Islamist spokesman Abdirahim Isse Adow said he was skeptical the Ethiopians would pull out, and said people have reported seeing more Ethiopian forces entering the country. The allegation could not be independently confirmed.

In the past, international forces have not fared well in Somalia.

A U.N. peacekeeping force met disaster in 1993, when militiamen shot down two U.S. Army Black Hawk helicopters and battled U.S. troops, killing 18.

The troops from Ethiopia — the region's military powerhouse — have come under regular attack since arriving two years ago. They largely have been confined to urban bases, as have the 2,600 African Union peacekeepers sent as part of an approved 8,000-member AU mission.

Somalia has been without an effective government since 1991, when warlords overthrew a dictatorship and then turned on one another. The transitional government, formed in 2004, has relied on the Ethiopians for protection.

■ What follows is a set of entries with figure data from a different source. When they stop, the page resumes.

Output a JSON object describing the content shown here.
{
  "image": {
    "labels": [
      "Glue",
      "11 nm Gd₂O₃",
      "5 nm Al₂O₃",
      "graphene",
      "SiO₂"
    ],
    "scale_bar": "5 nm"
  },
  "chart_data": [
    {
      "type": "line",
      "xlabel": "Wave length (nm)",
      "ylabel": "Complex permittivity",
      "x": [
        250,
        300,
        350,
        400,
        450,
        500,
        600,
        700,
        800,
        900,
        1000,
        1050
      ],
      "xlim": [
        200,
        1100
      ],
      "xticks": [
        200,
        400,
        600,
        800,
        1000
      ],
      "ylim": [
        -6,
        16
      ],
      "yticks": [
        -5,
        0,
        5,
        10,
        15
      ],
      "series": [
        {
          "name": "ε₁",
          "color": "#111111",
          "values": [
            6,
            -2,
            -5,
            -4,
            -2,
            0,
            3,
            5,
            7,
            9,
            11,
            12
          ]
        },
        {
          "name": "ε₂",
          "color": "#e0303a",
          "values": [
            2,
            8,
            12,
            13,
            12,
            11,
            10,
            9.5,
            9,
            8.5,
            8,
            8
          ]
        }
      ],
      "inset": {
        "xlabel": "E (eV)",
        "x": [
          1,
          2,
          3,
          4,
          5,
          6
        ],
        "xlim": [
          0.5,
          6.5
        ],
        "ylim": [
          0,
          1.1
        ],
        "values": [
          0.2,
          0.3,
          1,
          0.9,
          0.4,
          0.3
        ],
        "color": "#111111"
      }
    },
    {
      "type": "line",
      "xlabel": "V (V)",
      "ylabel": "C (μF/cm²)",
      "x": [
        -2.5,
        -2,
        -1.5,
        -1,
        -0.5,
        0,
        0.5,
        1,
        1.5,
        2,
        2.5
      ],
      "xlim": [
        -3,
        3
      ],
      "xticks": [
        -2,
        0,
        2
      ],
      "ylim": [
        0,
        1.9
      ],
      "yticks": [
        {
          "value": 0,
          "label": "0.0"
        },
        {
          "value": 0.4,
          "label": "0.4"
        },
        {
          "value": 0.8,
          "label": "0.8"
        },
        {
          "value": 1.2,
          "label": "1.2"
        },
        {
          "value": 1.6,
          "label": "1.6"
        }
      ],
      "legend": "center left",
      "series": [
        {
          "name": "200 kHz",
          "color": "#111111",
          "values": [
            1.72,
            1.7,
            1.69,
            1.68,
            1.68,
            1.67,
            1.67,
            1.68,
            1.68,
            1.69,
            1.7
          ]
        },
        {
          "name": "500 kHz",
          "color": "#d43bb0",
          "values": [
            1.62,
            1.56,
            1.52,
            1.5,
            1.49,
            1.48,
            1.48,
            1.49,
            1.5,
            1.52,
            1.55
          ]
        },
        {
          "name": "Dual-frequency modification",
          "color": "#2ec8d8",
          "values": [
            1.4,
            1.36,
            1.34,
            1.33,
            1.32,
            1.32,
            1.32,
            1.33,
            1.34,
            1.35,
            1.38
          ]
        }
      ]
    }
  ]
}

The lawlessness, meanwhile, has allowed piracy to flourish off the coast, with bandits in speed boats launching attacks on foreign shipping, bringing in about $30 million in ransom this year alone.

The Ethiopian Foreign Ministry declined to comment on the possible consequences of the withdrawal.

"It has already been decided," ministry spokesman Wahide Belay said. "That is all I can say."